On 17-12-2011, at 15:02, Allin Cottrell wrote:
On Sat, 17 Dec 2011, Riccardo (Jack) Lucchetti wrote:
> On Fri, 16 Dec 2011, Allin Cottrell wrote:
>
>> On Fri, 16 Dec 2011, Allin Cottrell wrote:
>>
>>> My proposed fix is that we always output TeX in UTF-8, regardless of the
>>> platform and the system text encoding. This means that when we output
>>> "complete" TeX files (with a header) they will include:
>>>
>>> \usepackage{ucs}
>>> \usepackage[utf8x]{inputenc}
>>>
>>> Does anyone see a problem with this?
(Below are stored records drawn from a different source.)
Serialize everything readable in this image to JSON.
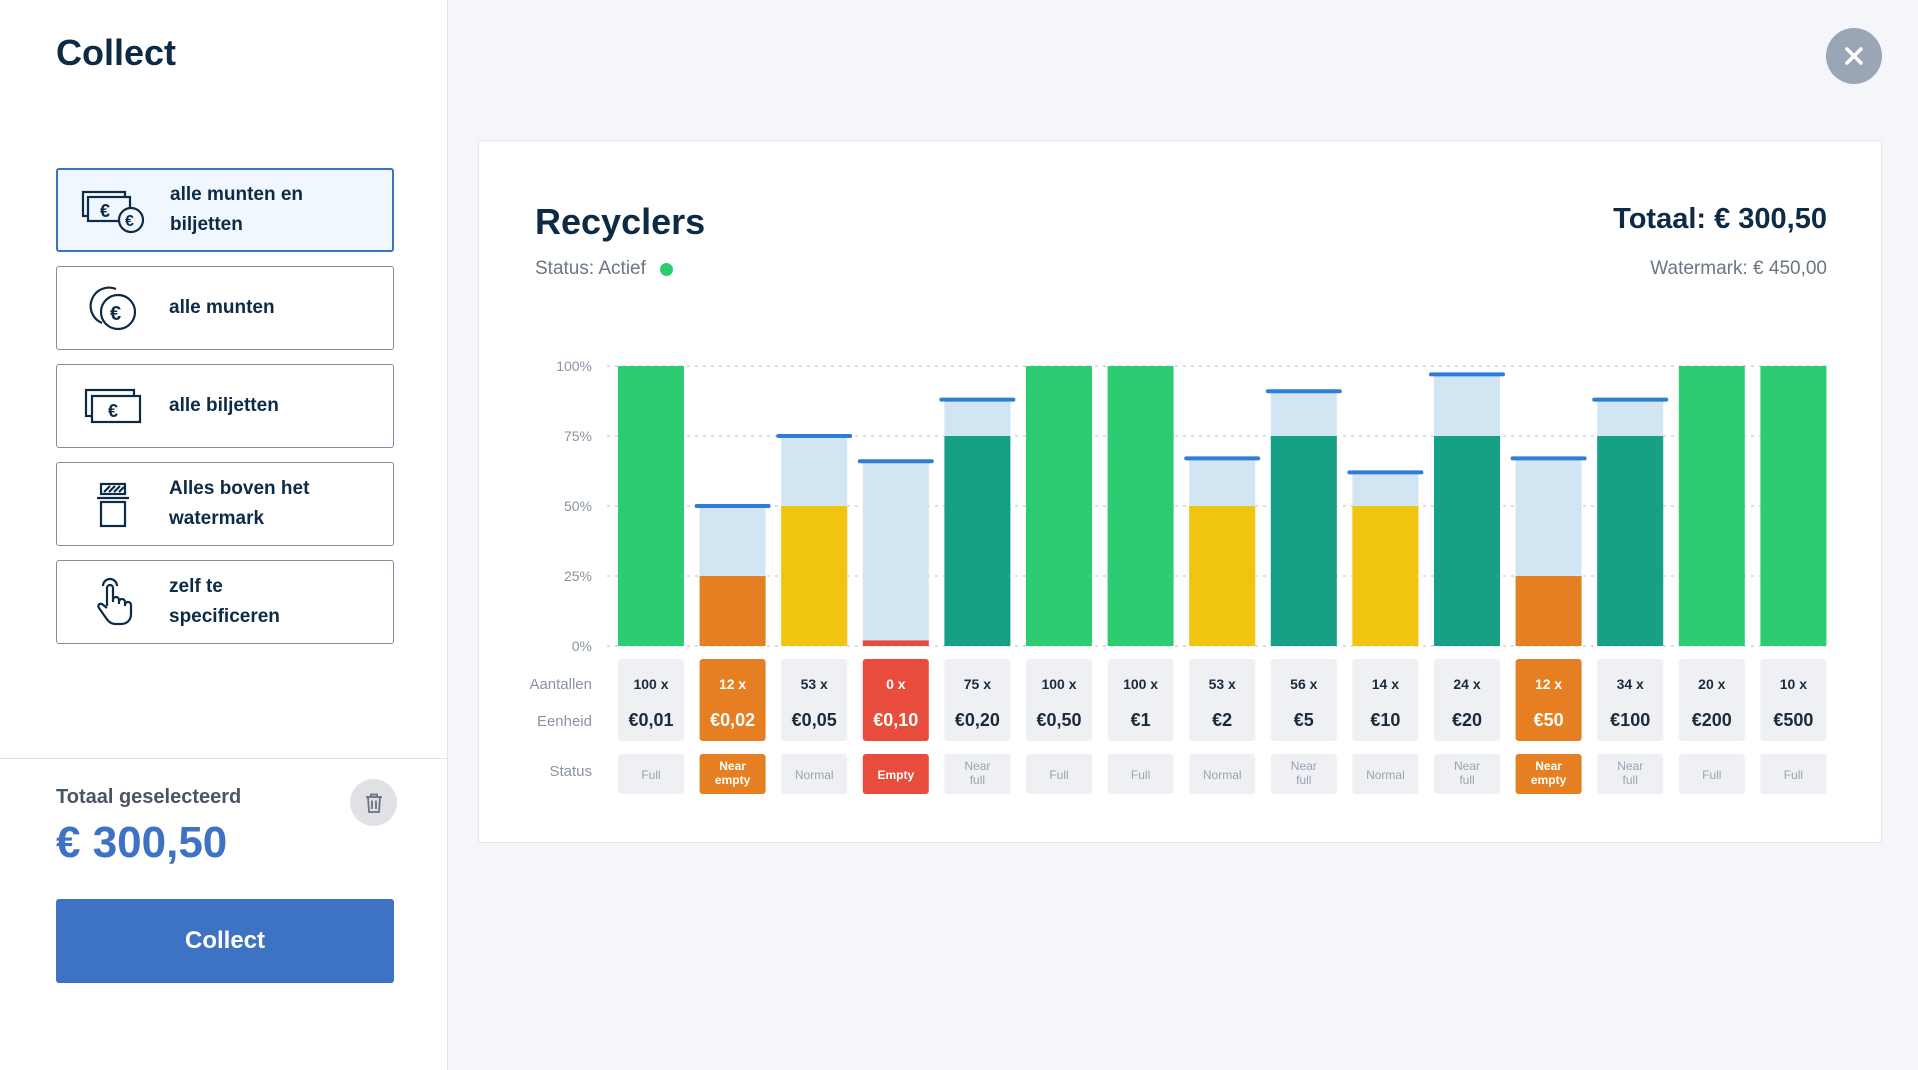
{
  "sidebar": {
    "title": "Collect",
    "options": [
      {
        "label": "alle munten en biljetten",
        "icon": "coins-and-bills-icon",
        "selected": true
      },
      {
        "label": "alle munten",
        "icon": "coins-icon",
        "selected": false
      },
      {
        "label": "alle biljetten",
        "icon": "bills-icon",
        "selected": false
      },
      {
        "label": "Alles boven het watermark",
        "icon": "watermark-icon",
        "selected": false
      },
      {
        "label": "zelf te specificeren",
        "icon": "hand-pointer-icon",
        "selected": false
      }
    ],
    "total_label": "Totaal geselecteerd",
    "total_value": "€ 300,50",
    "collect_label": "Collect",
    "trash_icon": "trash-icon"
  },
  "close_icon": "close-icon",
  "card": {
    "title": "Recyclers",
    "status_text": "Status: Actief",
    "status_color": "#2ecc71",
    "total": "Totaal: € 300,50",
    "watermark": "Watermark: € 450,00"
  },
  "chart_data": {
    "type": "bar",
    "y_ticks": [
      "100%",
      "75%",
      "50%",
      "25%",
      "0%"
    ],
    "ylim": [
      0,
      100
    ],
    "grid": true,
    "row_labels": {
      "counts": "Aantallen",
      "units": "Eenheid",
      "status": "Status"
    },
    "colors": {
      "full": "#2ecc71",
      "near_full": "#16a085",
      "normal": "#f1c40f",
      "near_empty": "#e67e22",
      "empty": "#e74c3c",
      "capacity": "#d2e5f3",
      "watermark": "#2e7dd7"
    },
    "bars": [
      {
        "count": "100 x",
        "unit": "€0,01",
        "status": "Full",
        "level": "full",
        "fill": 100,
        "watermark": null
      },
      {
        "count": "12 x",
        "unit": "€0,02",
        "status": "Near empty",
        "level": "near_empty",
        "fill": 25,
        "watermark": 50
      },
      {
        "count": "53 x",
        "unit": "€0,05",
        "status": "Normal",
        "level": "normal",
        "fill": 50,
        "watermark": 75
      },
      {
        "count": "0 x",
        "unit": "€0,10",
        "status": "Empty",
        "level": "empty",
        "fill": 2,
        "watermark": 66
      },
      {
        "count": "75 x",
        "unit": "€0,20",
        "status": "Near full",
        "level": "near_full",
        "fill": 75,
        "watermark": 88
      },
      {
        "count": "100 x",
        "unit": "€0,50",
        "status": "Full",
        "level": "full",
        "fill": 100,
        "watermark": null
      },
      {
        "count": "100 x",
        "unit": "€1",
        "status": "Full",
        "level": "full",
        "fill": 100,
        "watermark": null
      },
      {
        "count": "53 x",
        "unit": "€2",
        "status": "Normal",
        "level": "normal",
        "fill": 50,
        "watermark": 67
      },
      {
        "count": "56 x",
        "unit": "€5",
        "status": "Near full",
        "level": "near_full",
        "fill": 75,
        "watermark": 91
      },
      {
        "count": "14 x",
        "unit": "€10",
        "status": "Normal",
        "level": "normal",
        "fill": 50,
        "watermark": 62
      },
      {
        "count": "24 x",
        "unit": "€20",
        "status": "Near full",
        "level": "near_full",
        "fill": 75,
        "watermark": 97
      },
      {
        "count": "12 x",
        "unit": "€50",
        "status": "Near empty",
        "level": "near_empty",
        "fill": 25,
        "watermark": 67
      },
      {
        "count": "34 x",
        "unit": "€100",
        "status": "Near full",
        "level": "near_full",
        "fill": 75,
        "watermark": 88
      },
      {
        "count": "20 x",
        "unit": "€200",
        "status": "Full",
        "level": "full",
        "fill": 100,
        "watermark": null
      },
      {
        "count": "10 x",
        "unit": "€500",
        "status": "Full",
        "level": "full",
        "fill": 100,
        "watermark": null
      }
    ]
  }
}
Or have an alternative solution?
>>
>> Sorry, that's not quite accurate. The above-mentioned \usepackage
>> instructions to LaTeX would NOT be included if
>>
>> (a) gretl was compiled with the --disable-nls switch or
>> (b) gretl is running in English.
>>
>> But they would be included (and output would be UTF-8 encoded)
>> in all other cases, under my proposal.
>
> Two things:
>
> 1) I don't see any harm in providing utf8 support even when the language is
> English. Doesn't do any harm, does it?
>
> 2) Is it really necessary to use the extended utf8x set? This may cause
> problems because, IIRC, the package that TeXlive calls ucs is "unicode" in
> MikTeX. Can't we just get away with
>
> \uespackage[utf8]{inputenc}
Ah, maybe so. Does that require the ucs package, or is inputenc
self-contained with the plain "utf8" option?
I just tested this with a complete TexLive 2011 on Mac OS X
\documentclass[11pt]{article}
\usepackage[utf8]{inputenc}
\begin{document}
test
\end{document}
No error messages from LaTeX.
Pdf generated.
So it seems that you can leave out ucs.